The express train is generally a pleasant experience, but doing it with no baggage was a game changer. Or at least a shoulder changer.
arrival at the airport
Despite the fact that we did not leave Hong Kong airspace, all passengers still had to go through normal security processes at the airport. That meant taking my passport out of storage and tucking a pair of socks in my purse in case I had to take off my sandals.
Temperature surveys have been present at Hong Kong International Airport since the days of SARS and avian flu. However, elevated logs meant that there were many free bottles of hand sanitizer stationed throughout the terminal and cleaning staff were constantly on hand.
It’s good that there weren’t a lot of security queues – at the last minute I had to pull things out of my pockets and take my Kindle out of my sleeve. It’s official: I’m out of practice. A year ago I would have grumbled roughly to someone else for doing the same thing with the security scanners.
Most of the shops and restaurants at the airport were closed and there were more signs asking people to distance themselves socially than people who distance themselves socially.
The upside: the bathrooms were spotless.
The downside: not being on an international flight meant the duty free shop was banned.
In my work as a travel writer and editor, I flew at least once a month. If traveling is your job, it takes some glamor away from you – every stale $ 12 pastry and loud snorer quickly adds up.
But as the plane slowly moved away from the gate, I found myself strangely emotional. Suddenly we burst into spontaneous applause.
A representative from Hong Kong Express had told us that one of the motivations behind their flights to nowhere was to remind people of the magic of travel. Thirty seconds after the flight began, I felt like I was holding my breath. I thought of my late grandmother, who grew up during the Great Depression and didn’t fly on an airplane until she was in her thirties.
It’s easy to forget that aviation is a miracle.
I’m usually a strict gangster. The 75-minute tour around Hong Kong was all about the window.

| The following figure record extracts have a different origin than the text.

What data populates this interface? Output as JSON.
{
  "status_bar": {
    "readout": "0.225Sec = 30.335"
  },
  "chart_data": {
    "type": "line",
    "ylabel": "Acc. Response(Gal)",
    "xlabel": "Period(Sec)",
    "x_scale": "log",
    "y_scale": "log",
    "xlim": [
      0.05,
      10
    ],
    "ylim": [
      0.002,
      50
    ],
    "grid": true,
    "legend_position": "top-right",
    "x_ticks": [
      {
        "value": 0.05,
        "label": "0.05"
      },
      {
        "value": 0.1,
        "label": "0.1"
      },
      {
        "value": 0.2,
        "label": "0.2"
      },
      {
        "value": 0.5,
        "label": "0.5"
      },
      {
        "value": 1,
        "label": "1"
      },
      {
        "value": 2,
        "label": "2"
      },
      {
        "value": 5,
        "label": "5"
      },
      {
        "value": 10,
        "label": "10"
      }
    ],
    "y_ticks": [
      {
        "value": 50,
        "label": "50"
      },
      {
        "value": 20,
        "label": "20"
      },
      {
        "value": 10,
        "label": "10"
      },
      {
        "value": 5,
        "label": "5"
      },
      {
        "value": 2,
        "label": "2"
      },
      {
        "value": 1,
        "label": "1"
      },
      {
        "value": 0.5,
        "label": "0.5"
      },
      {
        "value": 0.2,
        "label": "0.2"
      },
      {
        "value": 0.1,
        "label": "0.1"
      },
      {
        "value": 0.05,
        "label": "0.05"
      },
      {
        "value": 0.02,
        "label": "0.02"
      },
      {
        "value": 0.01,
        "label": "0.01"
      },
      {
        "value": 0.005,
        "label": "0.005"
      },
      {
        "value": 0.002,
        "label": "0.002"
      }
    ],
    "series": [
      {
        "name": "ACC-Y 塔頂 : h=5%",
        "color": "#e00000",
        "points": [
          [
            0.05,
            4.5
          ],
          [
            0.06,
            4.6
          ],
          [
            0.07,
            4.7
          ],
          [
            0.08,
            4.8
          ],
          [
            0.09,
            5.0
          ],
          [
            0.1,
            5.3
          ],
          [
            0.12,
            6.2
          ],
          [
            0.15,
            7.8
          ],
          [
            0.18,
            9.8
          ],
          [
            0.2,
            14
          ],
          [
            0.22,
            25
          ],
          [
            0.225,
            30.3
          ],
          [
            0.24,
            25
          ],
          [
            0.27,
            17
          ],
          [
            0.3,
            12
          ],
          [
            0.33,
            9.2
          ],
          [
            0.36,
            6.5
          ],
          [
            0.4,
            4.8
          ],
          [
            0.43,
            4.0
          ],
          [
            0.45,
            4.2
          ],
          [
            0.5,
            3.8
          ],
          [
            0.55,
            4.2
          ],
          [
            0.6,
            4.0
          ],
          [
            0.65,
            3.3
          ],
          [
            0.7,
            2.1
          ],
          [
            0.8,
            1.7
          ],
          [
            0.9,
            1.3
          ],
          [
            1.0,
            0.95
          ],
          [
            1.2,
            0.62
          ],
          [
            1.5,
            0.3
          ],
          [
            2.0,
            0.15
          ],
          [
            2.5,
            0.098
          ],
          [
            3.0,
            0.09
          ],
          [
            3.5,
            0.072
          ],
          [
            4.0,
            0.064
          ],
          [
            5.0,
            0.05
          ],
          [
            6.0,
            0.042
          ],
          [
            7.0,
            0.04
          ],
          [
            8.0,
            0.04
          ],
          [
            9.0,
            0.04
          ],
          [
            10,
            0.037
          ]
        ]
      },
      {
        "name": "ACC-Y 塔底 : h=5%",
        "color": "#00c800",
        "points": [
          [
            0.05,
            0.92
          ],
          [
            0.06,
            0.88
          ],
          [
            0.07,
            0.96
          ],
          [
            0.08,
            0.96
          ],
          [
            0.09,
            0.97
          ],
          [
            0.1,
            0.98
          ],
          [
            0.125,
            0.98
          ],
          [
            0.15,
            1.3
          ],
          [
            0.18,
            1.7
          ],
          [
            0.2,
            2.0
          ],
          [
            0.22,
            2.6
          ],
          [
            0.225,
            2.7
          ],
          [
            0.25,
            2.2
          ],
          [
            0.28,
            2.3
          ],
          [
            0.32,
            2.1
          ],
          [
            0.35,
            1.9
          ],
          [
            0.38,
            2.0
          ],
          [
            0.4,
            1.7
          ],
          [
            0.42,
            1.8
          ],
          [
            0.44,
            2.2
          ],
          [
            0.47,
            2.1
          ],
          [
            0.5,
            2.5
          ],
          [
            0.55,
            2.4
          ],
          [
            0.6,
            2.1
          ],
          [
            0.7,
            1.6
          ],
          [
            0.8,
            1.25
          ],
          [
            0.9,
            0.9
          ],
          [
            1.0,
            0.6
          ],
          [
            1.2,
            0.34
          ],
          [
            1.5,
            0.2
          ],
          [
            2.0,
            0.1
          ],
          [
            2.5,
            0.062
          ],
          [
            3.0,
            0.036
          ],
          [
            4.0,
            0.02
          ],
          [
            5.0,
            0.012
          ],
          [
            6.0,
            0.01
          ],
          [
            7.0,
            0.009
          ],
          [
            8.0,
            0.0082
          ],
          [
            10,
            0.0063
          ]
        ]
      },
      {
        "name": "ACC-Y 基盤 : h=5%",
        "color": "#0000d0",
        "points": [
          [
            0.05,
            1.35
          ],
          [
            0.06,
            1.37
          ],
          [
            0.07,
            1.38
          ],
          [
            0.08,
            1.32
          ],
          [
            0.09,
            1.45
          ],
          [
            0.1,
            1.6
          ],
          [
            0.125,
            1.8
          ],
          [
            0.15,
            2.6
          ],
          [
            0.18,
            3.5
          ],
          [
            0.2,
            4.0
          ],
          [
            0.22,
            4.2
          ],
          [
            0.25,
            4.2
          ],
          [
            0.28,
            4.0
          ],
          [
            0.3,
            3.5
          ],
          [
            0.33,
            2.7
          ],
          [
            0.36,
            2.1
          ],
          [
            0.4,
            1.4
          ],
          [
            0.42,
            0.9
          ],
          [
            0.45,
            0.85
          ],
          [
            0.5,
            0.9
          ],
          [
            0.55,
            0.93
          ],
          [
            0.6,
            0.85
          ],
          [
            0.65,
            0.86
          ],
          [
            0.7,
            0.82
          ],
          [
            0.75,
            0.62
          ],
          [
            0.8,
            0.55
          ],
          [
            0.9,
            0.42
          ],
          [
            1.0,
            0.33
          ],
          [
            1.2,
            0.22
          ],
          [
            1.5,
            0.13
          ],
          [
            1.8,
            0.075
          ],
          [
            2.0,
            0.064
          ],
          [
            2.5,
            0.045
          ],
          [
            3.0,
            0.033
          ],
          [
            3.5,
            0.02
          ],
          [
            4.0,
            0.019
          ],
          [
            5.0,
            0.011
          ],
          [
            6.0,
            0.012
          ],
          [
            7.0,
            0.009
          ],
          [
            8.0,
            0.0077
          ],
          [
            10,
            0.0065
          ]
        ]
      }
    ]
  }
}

However, it wasn’t just the lack of a final destination that made this flight different. There was no food or drink service – easier to store masks that way – and no luggage. Boarding was spread out and all middle seats locked. It was more than just a pleasure cruise in the sky, it was a look at what flying is likely to be like when it resumes around the world.
Currently, everyone who comes to Hong Kong is subject to a 14-day quarantine, either at home or in an approved hotel.
To make sure that the passengers on the Hong Kong Express flight were not included in the quarantine group, we were given light purple lanyards on arrival. It was like quarantine was a vampire and our lanyards were garlic, but the system worked.
Although I don’t have jet lag or stamp in my passport, my trip to nowhere ended up feeling a little – just a little – like a vacation.